Iraq speaker hails ties with Kurds, but will US troops remain in Iraq?

The Speaker of the Iraqi parliament, Mohammed al-Halbousi, highly praised Baghdad’s relations with the Kurdistan Region as he spoke at the US Institute of Peace in Washington (USIP) on Friday...

WASHINGTON DC (Kurdistan24) – The Speaker of the Iraqi parliament, Mohammed al-Halbousi, highly praised Baghdad’s relations with the Kurdistan Region as he spoke at the US Institute of Peace in Washington (USIP) on Friday at the end of a week-long visit to Washington.

“The relationship between Baghdad and Kurdistan is much, much better than it was before,” Halbousi said, as he explained that it had been the “intention” of Iraq’s new government to reach an understanding with the Iraqi Kurdistan Region,” while the same was reciprocally true for the Kurdish attitude toward Baghdad.

“Since 2014, every year we had problems with the federal budget,” Halbousi noted. That year, the Islamic State seized one-third of Iraq and Prime Minister Nuri al-Maliki was obliged by the US to step down in favor of Haider al-Abadi.

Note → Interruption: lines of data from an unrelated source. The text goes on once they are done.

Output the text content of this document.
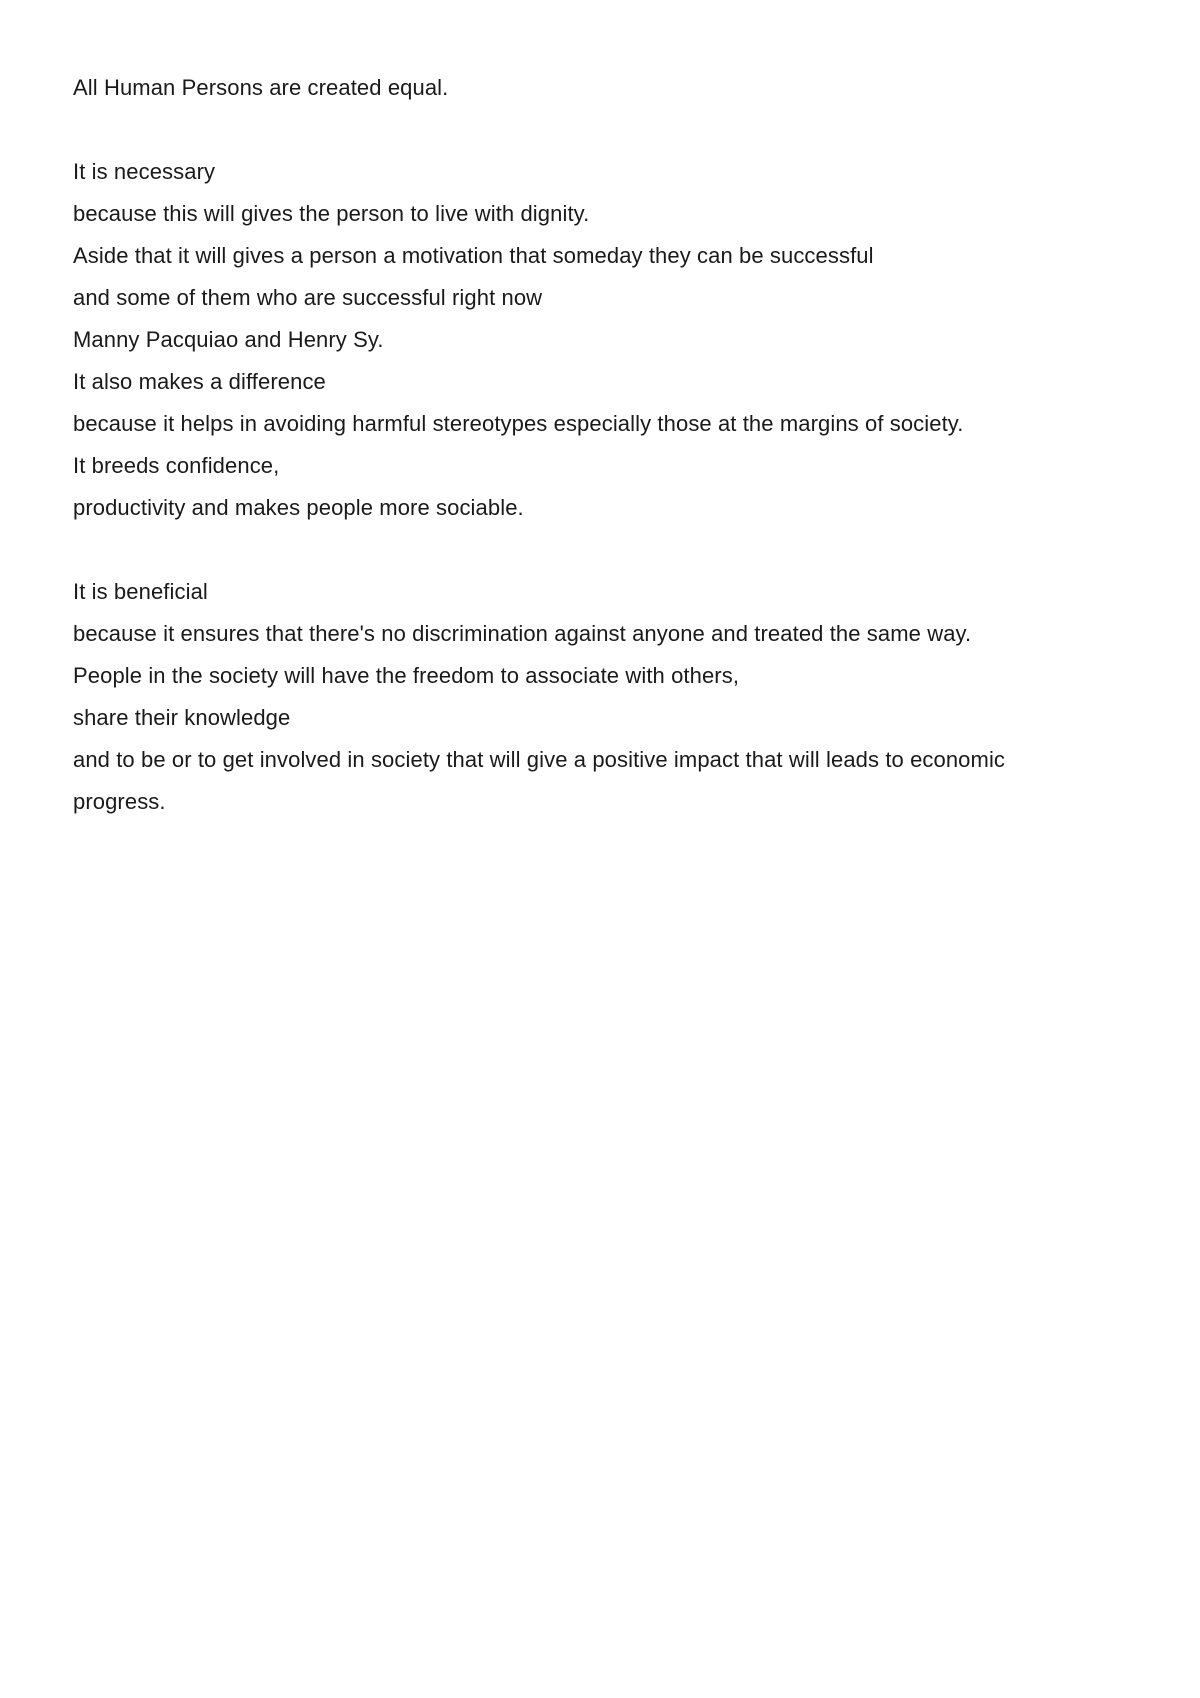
All Human Persons are created equal.
It is necessary
because this will gives the person to live with dignity.
Aside that it will gives a person a motivation that someday they can be successful
and some of them who are successful right now
Manny Pacquiao and Henry Sy.
It also makes a difference
because it helps in avoiding harmful stereotypes especially those at the margins of society.
It breeds confidence,
productivity and makes people more sociable.
It is beneficial
because it ensures that there's no discrimination against anyone and treated the same way.
People in the society will have the freedom to associate with others,
share their knowledge
and to be or to get involved in society that will give a positive impact that will leads to economic
progress.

“But this year,” the budget situation is “much, much better,” he continued. Baghdad made compromises with Erbil, and Erbil made compromises with Baghdad, and the 2019 budget is already law.

The Kurdish leadership has long considered Prime Minister Adil Abdul Mahdi a friendly figure. When Masoud Barzani, head of the Kurdistan Democratic Party and former President of the Kurdistan Region, visited Baghdad last November, Abdul Mahdi hailed him as “an old fighter known by the mountains of Kurdistan” and “a leader in Iraq’s conversion and transformation into a democracy after the fall of the dictatorship.”

That stands in sharp contrast to Kurdish relations with Abdul Mahdi’s predecessor. Indeed, last week Abadi gave an interview to Iraqi television, in which he blamed Iran for his loss in the 2018 elections, while criticizing the Kurds, charging they were the ones who, through their “extremism,” had precipitated his attack on Kirkuk and other disputed territories (which he conducted in coordination with Iran!)

Barzani retorted with a statement, “The purpose of those comments are personal and meant to destroy the positive environment that has evolved between the Kurdistan Region and Baghdad.”

He also reminded Abadi—who never won an election for the position of prime minister—of the Kurds’ role in fighting the Islamic State.

“If it were not for the Peshmerga, a person like [Abadi] would never have been able to visit Mosul to steal the success over Da’esh [ISIS] and use it to promote himself,” Barzani’s statement continued.

Indeed, Halbousi revealed yet one more negative consequence of Abadi’s October 2017 attack on Kirkuk and the disputed areas. They are now under Iraqi control, but they have had no reconstruction aid from Baghdad.

“These people are suffering,” Halbousi said, “because they have not received anything.” It is in those areas, that the resurgence of the Islamic State has been most pronounced.

Article 140 of Iraq’s 2005 constitution called for determining the status of the disputed territories through a plebiscite to be held by 2007. However, twelve years later, no vote has been held.

Asked about the implementation of Article 140, Halbousi replied that it was first necessary for the next Kurdistan Regional Government to be determined. Then, “hopefully, before 2020,” both sides will deal with the issue. He also noted that according to the constitution, the Iraqi parliament needs to create a committee for that purpose.

Halbousi, the first senior Iraqi official to visit Washington since Iraq’s elections last year, met a number of senior US officials: Vice President Mike Pence, Secretary of State Mike Pompeo, Acting Secretary of Defense Patrick Shanahan, and Halbousi’s US counterpart, House Speaker, Nancy Pelosi.

The biggest concern for Washington in Iraq now is the possibility that the parliament will demand that US forces leave, as a knowledgeable Washington source advised Kurdistan 24. That topic must have figured prominently in Halbousi’s official talks, but it scarcely appears in the official US summaries of those discussions.

Nor did it arise in Halbousi’s presentation on Friday. Written questions were solicited from the audience and posed to Halbousi by the USIP President, who moderated the discussion. At least two people asked about the prospects of such a parliamentary vote to force the departure of US troops, but that question “never made it through the filter,” this source noted.